Ainda sem a definição de quem será o candidato do seu grupo político ao comando da Câmara, o presidente da Casa, Rodrigo Maia (DEM-RJ), tem enfatizado as consequências das ações do presidente Jair Bolsonaro e sua equipe para impulsionar a candidatura do líder do PP, Arthur Lira (AL).

Maia disse nesta quinta-feira (10) que, ao tentar interferir na eleição legislativa, o governo corre o risco de perder a grande maioria que atualmente tem na pauta econômica.

O grupo de Maia esperava anunciar ainda nesta quinta o nome que disputará a presidência da Casa representando o bloco, que tem seis partidos (PSL, MDB, PSDB, DEM, Cidadania e PV). Integrantes dessa ala já reclamam da indefinição e divergências internas. Lira lançou sua candidatura nesta quarta (9).

Foto: Fabio Rodrigues Pozzebom/Agência Brasil

Durante discurso em Porto Alegre nesta quinta, Bolsonaro pediu que os congressistas elejam uma boa chapa e disse que oposição não pode ser feita ao governo.
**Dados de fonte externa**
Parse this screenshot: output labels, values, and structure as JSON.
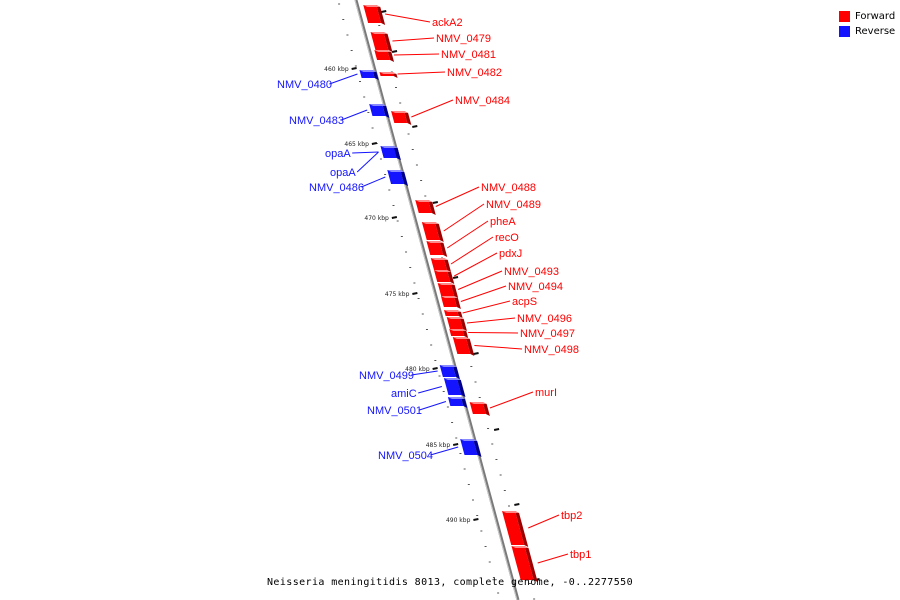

“Eu peço a Deus que ilumine vocês, deputados e senadores, para que escolham uma boa mesa diretora. Oposição não pode ser feita ao governo, a seu país. Oposição é natural, mas não em questões que envolvam o interesse nacional”, disse Bolsonaro durante inauguração de uma obra.

O Planalto tem atuado a favor de Lira. O governo avalia uma reforma ministerial para acomodar aliados e puxar mais votos para o candidato alinhado ao Executivo. A liberação de emendas também está em jogo para impulsionar Lira na eleição.

“Ele [o governo] está correndo risco de reduzir a grande maioria que tem na pauta econômica para tentar interferir na Câmara. […] E vai colocar em risco, sim, o ambiente de relacionamento com a centro-direita, que sempre votou a pauta econômica sem precisar de emenda, de cargos”, afirmou Maia.

Foto: Wilson dias/Agência Brasil

O presidente da Câmara, que tenta eleger um sucessor do seu grupo político, voltou a dizer que o objetivo do governo é obter o controle da Câmara para avançar na pauta de costumes, como medidas contra a preservação ambiental e projetos que flexibilizam as regras para armas. Para ele, isso poderá resultar na queda do apoio à pauta econômica e de reformas do governo.

Apesar da pressão para anunciar um candidato do seu entorno, Maia afirmou que a decisão está prevista para os próximos dias, sem dar uma perspectiva precisa.

Essa ala vem se apresentando como independente ao governo Bolsonaro para se contrapor à candidatura de Lira.

Os mais cotados até o momento são Aguinaldo Ribeiro (PP-PB) e Baleia Rossi (MDB-SP).

Ribeiro, apesar de ser do PP –mesmo partido de Lira–, mantém postura autônoma em relação à sigla e às negociações com o governo. Ele, portanto, não tem o respaldo do PP para se lançar como adversário de Lira, e há uma articulação para que Ribeiro possa se candidatar pelo PSL.

Além deles, está na disputa Elmar Nascimento (DEM-BA).

Maia tenta atrair ainda o Republicanos, mas o partido quer sustentar uma candidatura própria, a do presidente da legenda, Marcos Pereira (SP), sem integrar o bloco que será formado pelo deputado do DEM.

Aliados de Lira, por outro lado, têm feito uma ofensiva sobre Pereira e chegaram a oferecer até mesmo um ministério a ele, em troca do apoio formal do Republicanos à campanha do candidato de Bolsonaro.